The firm's strategy is based on direct control investments rather than fund commitments to outside managers. There is no public record of The Ellis Company operating a fund-of-funds program or making limited partner commitments to private equity funds managed by third parties. Its deal structure skews toward platform acquisitions and add-on consolidation plays, where the firm acts as the lead equity sponsor.
How does The Ellis Company source its deals from Fort Wayne, Indiana?
The firm's Fort Wayne location embeds it directly in the Midwest industrial corridor — a geography dense with family-owned manufacturers facing succession gaps. Deal flow originates through long-established relationships with regional business brokers, commercial lenders, and trade groups rather than through broad investment bank auction processes.

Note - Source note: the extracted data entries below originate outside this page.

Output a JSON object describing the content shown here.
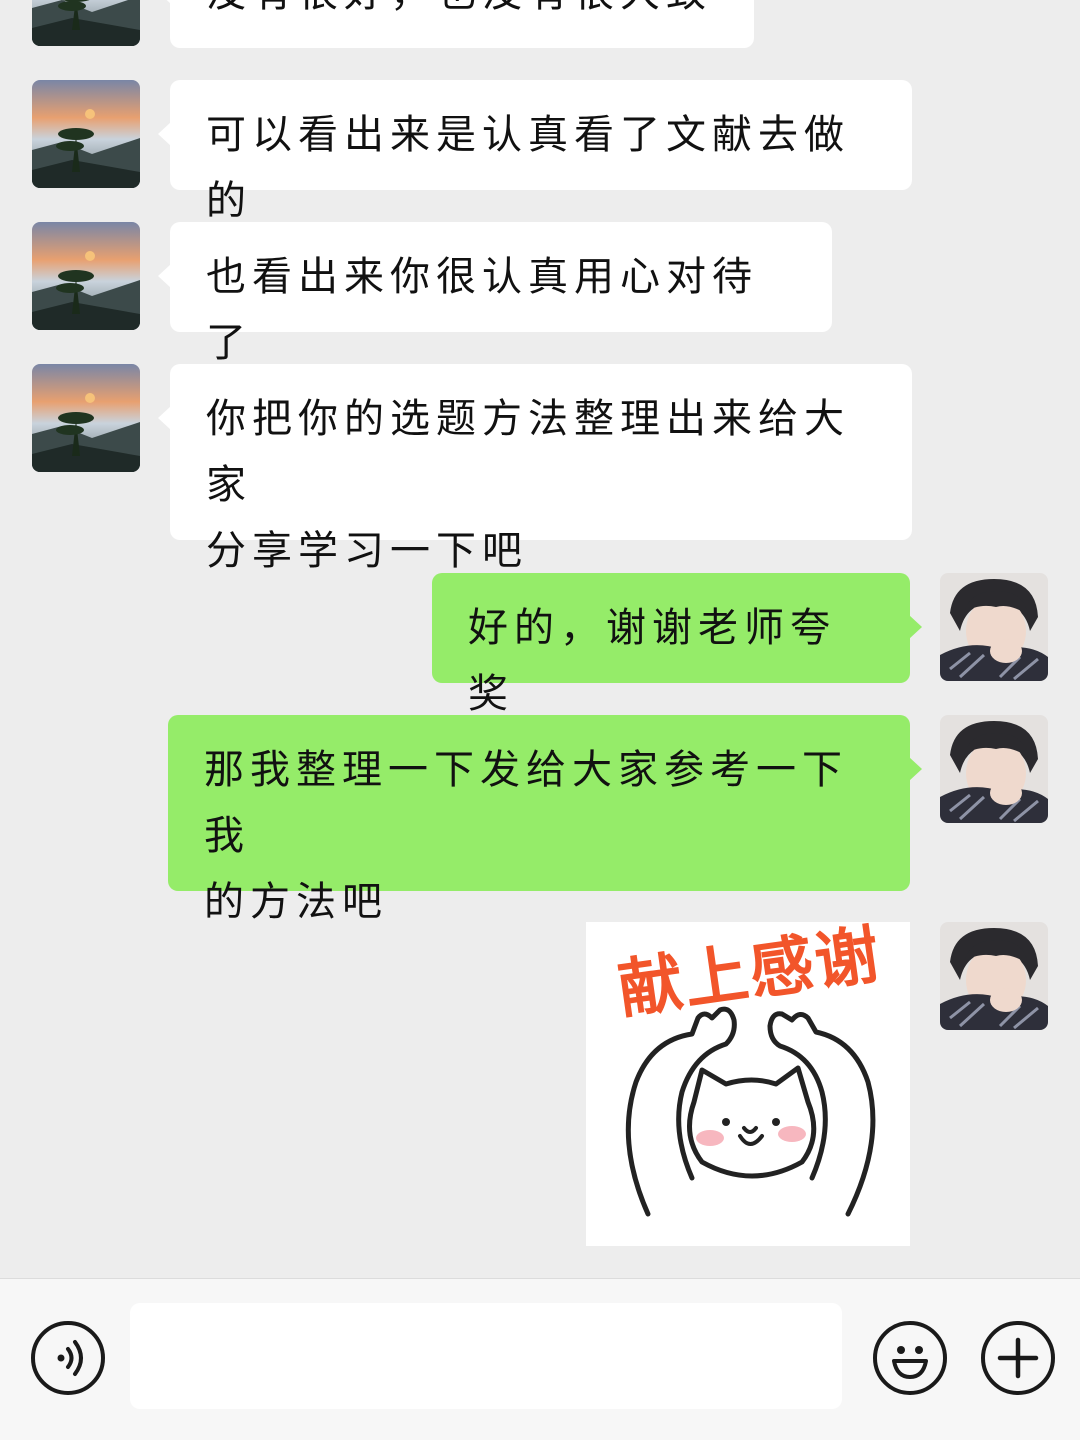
{
  "messages": [
    {
      "side": "in",
      "text": "没有很好，也没有很大致"
    },
    {
      "side": "in",
      "text": "可以看出来是认真看了文献去做的"
    },
    {
      "side": "in",
      "text": "也看出来你很认真用心对待了"
    },
    {
      "side": "in",
      "line1": "你把你的选题方法整理出来给大家",
      "line2": "分享学习一下吧"
    },
    {
      "side": "out",
      "text": "好的，谢谢老师夸奖"
    },
    {
      "side": "out",
      "line1": "那我整理一下发给大家参考一下我",
      "line2": "的方法吧"
    },
    {
      "side": "out",
      "sticker_text": "献上感谢",
      "sticker_subject": "white-cat-raising-paws"
    }
  ],
  "input_bar": {
    "voice_icon": "voice-icon",
    "message_value": "",
    "emoji_icon": "emoji-icon",
    "plus_icon": "plus-icon"
  },
  "colors": {
    "chat_background": "#ededed",
    "incoming_bubble": "#ffffff",
    "outgoing_bubble": "#95ec69",
    "sticker_text": "#f2552a",
    "input_bar": "#f7f7f7"
  }
}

This proximity-based model allows the firm to see targets before they are widely marketed, particularly owner-operators seeking a quiet, flexible transition.
How long does The Ellis Company hold its portfolio companies?
The firm describes its capital as patient, implying holding periods that can extend beyond the typical three-to-five year private equity cycle. The operational model — embedding former manufacturing executives as operating partners in portfolio companies — suggests the value-creation plan depends on multi-year operational improvements rather than near-term multiple arbitrage or financial engineering.
What is the firm's known posture on co-investments alongside external GPs?
The Ellis Company has not publicly disclosed a formal co-investment program. Given its focus on direct control positions in lower-middle-market manufacturing, the firm likely syndicates equity on a deal-by-deal basis when necessary for scale, but there is no record of a standing co-investor club or systematic LP co-investment vehicle. The capital likely comes from committed fund vehicles and the firm's own balance sheet.